Lieschen: Ich bin doch ens so schäbig angezogen.

Sieht auf ihr Kleid herunter, Arbeiter grüßen Eduard ehrerbietig.

Eduard: Darauf sieht unsere liebe Mutter nicht; sie sagte mir, du habest ein himmelblaues Herzchen, Lieschen, und sie möchte so gern, daß es nicht fleckig würde.

Lieschen: En himmelblaues Herzken – – – habn Sie einmal so eins gesehn?

Kinder rufen Lieschen an.

Erstes Kind: Lieschen!

Zweites Kind: Lieschen!

Sie laufen wieder fort.

Eduard: Nur einmal bei einem kleinen Engelchen, das trug es ganz vorsichtig in einem seidenen Tüchelchen in den Händen.

Lieschen: Aber denn könnt es doch nich mehr klopfen?

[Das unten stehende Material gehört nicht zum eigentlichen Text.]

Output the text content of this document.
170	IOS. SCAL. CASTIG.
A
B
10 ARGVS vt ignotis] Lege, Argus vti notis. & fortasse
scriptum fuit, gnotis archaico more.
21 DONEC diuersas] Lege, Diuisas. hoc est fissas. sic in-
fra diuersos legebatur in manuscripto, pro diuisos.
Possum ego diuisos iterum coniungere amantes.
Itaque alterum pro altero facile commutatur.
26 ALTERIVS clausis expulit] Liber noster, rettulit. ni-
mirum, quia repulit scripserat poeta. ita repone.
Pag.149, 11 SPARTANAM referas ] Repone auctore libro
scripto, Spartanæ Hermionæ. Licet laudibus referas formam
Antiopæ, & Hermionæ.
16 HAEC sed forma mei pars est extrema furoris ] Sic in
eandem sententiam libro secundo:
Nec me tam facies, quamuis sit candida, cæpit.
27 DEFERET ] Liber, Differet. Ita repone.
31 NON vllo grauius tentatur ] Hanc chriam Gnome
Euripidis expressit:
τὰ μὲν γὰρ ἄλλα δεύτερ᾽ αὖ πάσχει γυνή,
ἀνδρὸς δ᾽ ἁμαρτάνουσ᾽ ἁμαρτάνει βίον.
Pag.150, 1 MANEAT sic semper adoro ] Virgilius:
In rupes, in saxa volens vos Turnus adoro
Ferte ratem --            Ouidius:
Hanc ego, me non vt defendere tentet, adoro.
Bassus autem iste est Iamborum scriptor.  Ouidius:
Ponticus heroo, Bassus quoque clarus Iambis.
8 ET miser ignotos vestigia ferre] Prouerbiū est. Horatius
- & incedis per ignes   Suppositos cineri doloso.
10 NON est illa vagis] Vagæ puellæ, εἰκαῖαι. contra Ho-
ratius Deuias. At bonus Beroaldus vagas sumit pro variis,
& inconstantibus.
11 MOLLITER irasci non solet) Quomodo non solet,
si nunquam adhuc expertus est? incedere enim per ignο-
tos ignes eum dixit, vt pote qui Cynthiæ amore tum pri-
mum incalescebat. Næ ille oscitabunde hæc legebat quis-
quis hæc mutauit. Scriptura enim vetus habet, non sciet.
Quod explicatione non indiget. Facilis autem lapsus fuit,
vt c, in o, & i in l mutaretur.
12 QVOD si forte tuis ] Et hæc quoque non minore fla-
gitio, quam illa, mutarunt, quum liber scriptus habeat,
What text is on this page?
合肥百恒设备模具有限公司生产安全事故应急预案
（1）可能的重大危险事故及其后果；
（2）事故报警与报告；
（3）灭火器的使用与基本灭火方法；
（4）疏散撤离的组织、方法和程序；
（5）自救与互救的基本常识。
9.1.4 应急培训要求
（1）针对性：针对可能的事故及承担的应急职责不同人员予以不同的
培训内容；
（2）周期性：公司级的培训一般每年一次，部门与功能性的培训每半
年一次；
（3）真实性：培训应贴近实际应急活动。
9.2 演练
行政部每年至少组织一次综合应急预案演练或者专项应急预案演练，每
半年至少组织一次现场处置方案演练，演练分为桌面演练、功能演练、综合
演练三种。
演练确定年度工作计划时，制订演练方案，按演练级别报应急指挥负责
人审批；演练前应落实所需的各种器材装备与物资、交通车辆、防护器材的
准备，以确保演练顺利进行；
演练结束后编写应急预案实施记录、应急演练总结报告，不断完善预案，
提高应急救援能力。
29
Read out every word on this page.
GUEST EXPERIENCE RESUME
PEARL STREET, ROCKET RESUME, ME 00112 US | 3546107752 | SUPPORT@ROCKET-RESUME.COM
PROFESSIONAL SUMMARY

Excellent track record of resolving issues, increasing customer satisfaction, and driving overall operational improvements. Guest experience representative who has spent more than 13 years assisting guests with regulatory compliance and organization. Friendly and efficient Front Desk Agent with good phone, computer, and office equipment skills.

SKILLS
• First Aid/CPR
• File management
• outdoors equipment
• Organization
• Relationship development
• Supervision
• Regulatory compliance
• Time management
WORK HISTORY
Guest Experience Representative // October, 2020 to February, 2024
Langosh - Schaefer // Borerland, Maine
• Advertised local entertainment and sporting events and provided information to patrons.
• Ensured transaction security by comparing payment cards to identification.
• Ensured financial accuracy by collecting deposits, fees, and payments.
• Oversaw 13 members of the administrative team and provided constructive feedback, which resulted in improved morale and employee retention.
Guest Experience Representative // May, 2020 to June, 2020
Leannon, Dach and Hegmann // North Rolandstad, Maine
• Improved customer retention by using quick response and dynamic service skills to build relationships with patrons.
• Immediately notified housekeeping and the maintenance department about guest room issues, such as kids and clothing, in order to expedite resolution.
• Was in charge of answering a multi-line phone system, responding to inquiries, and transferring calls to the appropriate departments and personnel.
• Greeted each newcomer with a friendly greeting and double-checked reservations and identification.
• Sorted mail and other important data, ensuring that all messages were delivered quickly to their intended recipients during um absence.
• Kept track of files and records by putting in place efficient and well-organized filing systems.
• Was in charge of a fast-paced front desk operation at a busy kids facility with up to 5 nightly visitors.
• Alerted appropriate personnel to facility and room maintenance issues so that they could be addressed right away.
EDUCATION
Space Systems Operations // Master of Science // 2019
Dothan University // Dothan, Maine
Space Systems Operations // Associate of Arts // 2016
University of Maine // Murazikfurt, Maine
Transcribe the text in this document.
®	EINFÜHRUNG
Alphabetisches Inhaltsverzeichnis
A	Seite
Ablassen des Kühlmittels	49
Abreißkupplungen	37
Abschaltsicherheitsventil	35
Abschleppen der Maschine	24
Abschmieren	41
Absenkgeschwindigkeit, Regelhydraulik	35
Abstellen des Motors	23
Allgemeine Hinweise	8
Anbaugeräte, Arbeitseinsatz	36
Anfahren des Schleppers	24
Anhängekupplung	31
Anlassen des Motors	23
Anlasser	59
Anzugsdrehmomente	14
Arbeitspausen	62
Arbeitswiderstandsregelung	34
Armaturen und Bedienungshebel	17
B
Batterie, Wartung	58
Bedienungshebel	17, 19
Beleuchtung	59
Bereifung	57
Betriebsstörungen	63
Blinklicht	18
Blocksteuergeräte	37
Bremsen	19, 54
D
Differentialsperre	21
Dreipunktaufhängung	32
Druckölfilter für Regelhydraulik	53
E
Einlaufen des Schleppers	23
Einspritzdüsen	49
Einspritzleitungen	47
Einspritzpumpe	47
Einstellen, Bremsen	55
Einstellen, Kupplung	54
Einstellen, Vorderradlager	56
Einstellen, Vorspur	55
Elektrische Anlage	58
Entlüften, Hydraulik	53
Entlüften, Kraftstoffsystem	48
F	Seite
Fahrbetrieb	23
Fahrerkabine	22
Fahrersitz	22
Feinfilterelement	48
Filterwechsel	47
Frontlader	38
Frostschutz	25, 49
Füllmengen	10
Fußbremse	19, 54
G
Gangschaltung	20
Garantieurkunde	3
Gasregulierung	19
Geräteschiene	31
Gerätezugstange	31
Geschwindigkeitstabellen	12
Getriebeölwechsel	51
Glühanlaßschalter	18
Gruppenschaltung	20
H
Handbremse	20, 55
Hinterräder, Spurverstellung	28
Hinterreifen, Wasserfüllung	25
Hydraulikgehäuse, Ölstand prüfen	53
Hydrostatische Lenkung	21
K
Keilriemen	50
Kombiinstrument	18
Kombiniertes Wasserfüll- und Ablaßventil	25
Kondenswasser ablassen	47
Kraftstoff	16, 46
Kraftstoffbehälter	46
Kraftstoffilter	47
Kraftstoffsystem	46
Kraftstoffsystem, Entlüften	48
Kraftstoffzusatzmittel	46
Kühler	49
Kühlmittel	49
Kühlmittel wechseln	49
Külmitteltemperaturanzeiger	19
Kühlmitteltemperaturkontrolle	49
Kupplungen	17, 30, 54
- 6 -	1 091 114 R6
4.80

Eduard: Gewiß, es pochte ganz, ganz leise, lauter Perlen.

Lieschen: Sicher?

Eduard: Und das Engelchen konnt es immer sehn, und so mußt du auch dein Herzchen wohl behüten, verstehst du mich, Lieschen?

Lieschen (verzückt und erstaunt): Ja – – –

Kinder: Lieschen, es ist half sieben; wir sagen es wieder!!

Lieschen rafft sich auf.

Lieschen: Ich muß nu laufen, Herr Eduard.

Gretchen Stomms kommt herbei, nähert sich etwas dreist den beiden und sagt Lieschen etwas ins Ohr.

Lieschen: Das is doch der nich.

Wird schüchtern, will fortlaufen mit Gretchen Stomms.

Eduard: Eine Hand darfst du mir doch noch geben.